Since US president Donald Trump was inaugurated on January 20, tariffs, threats to European security and even a revival of the idea of manifest destiny have poured out of the White House.
In response, Treasury yields have whipsawed, US equity gains have been wiped out and fears of a ‘Trumpcession’ are spreading like wildfire.
But Canada’s latest US dollar bond outing suggests investors might be willing to look beyond the headlines.
The only north American sovereign to be triple-A rated by S&P landed a $3.5bn 4% March 2030 deal at a spread of 11bp over US Treasuries on Tuesday.

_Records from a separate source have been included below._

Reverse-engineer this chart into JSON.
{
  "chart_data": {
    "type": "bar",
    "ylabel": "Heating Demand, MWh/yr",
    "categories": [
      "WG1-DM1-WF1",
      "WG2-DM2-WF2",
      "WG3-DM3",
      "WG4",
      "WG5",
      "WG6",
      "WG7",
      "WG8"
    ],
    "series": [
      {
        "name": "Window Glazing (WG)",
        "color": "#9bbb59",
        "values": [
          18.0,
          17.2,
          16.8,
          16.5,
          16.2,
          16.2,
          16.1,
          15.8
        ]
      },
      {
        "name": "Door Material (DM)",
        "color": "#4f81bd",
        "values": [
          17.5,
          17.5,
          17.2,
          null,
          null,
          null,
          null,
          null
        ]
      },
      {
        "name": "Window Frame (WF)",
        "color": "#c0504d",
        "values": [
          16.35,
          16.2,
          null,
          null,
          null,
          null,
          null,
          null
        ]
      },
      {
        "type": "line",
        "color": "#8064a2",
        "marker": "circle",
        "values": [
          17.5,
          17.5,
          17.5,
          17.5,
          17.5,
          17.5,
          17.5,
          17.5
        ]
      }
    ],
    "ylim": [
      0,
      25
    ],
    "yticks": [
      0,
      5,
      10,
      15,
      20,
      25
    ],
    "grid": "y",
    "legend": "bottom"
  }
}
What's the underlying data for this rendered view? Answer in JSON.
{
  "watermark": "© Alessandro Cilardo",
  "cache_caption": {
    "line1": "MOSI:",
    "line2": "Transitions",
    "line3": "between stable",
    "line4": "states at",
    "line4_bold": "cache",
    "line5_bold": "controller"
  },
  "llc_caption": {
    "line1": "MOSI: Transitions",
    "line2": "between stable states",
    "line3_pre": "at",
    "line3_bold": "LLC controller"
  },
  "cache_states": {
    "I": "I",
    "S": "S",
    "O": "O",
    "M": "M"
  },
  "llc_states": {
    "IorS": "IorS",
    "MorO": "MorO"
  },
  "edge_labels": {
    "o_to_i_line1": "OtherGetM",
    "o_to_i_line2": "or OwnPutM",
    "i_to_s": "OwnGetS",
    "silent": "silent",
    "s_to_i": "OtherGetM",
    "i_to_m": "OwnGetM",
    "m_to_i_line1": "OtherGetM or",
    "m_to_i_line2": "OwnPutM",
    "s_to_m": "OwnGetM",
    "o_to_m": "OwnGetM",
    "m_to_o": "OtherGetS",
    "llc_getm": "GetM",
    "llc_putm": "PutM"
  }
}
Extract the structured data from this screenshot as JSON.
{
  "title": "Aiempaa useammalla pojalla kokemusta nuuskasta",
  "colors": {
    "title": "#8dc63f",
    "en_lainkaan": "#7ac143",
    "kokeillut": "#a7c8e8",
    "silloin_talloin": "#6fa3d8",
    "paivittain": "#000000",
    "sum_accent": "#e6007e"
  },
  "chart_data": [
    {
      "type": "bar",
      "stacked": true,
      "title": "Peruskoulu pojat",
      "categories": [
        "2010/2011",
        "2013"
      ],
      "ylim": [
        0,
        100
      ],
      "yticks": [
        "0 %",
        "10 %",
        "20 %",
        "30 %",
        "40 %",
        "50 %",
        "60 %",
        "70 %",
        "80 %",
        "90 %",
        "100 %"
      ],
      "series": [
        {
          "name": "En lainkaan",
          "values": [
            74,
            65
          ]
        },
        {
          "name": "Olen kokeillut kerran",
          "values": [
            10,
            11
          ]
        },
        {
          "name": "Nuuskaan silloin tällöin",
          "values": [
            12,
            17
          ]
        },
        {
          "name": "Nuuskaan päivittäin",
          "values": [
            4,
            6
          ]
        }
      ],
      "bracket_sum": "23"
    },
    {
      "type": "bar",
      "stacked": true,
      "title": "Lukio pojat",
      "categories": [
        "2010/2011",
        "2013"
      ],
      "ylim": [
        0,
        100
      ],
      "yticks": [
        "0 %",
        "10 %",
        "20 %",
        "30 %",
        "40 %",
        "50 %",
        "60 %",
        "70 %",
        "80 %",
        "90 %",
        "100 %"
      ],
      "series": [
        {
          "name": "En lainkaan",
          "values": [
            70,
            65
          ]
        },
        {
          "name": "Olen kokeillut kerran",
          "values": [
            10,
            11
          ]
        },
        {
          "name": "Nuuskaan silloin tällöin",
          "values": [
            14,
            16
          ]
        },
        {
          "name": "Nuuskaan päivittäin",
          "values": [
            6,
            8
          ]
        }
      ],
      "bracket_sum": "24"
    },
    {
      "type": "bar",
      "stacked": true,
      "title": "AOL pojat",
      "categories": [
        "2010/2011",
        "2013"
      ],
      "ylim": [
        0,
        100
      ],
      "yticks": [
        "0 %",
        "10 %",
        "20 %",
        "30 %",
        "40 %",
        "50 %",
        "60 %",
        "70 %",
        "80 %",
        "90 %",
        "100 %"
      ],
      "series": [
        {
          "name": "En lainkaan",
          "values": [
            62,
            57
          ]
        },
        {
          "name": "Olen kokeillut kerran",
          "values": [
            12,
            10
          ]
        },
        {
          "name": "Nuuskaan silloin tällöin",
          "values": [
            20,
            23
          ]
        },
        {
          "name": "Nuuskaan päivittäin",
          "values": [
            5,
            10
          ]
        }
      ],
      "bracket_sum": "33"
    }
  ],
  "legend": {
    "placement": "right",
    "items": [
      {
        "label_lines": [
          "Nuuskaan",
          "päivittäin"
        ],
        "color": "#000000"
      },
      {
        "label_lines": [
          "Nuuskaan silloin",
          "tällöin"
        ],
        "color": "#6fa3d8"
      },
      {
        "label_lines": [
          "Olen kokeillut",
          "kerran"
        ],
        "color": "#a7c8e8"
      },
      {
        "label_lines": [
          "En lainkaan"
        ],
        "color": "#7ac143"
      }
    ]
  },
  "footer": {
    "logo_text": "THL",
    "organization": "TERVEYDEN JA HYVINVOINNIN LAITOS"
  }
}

Investors overlooked a 50% US tariff on Canadian steel and aluminium announced on the day of bookbuilding, with demand for the deal closing at $13.9bn — a record in for the Canadian sovereign in the currency, allowing it to increase the deal by $500m.
To Canadians, these tariffs are an attempt at “annexing our country through economic coercion,” as Mélanie Joly, Canada's foreign affairs minister, put it this week.
But ultimately, investors would have likely not bought Canada’s deal if there was even a small chance of the country becoming the 51st state anytime soon — or 52nd if Trump gets his hands on Greenland first — tariffs or not.
Canada’s bond is set to mature in March 2030, some 14 months after Trump must leave the Oval Office. Although the next 1,400 days or so may feel long, to long term fixed income investors, Trump II will not be able to match the duration of Canada’s sovereign debt.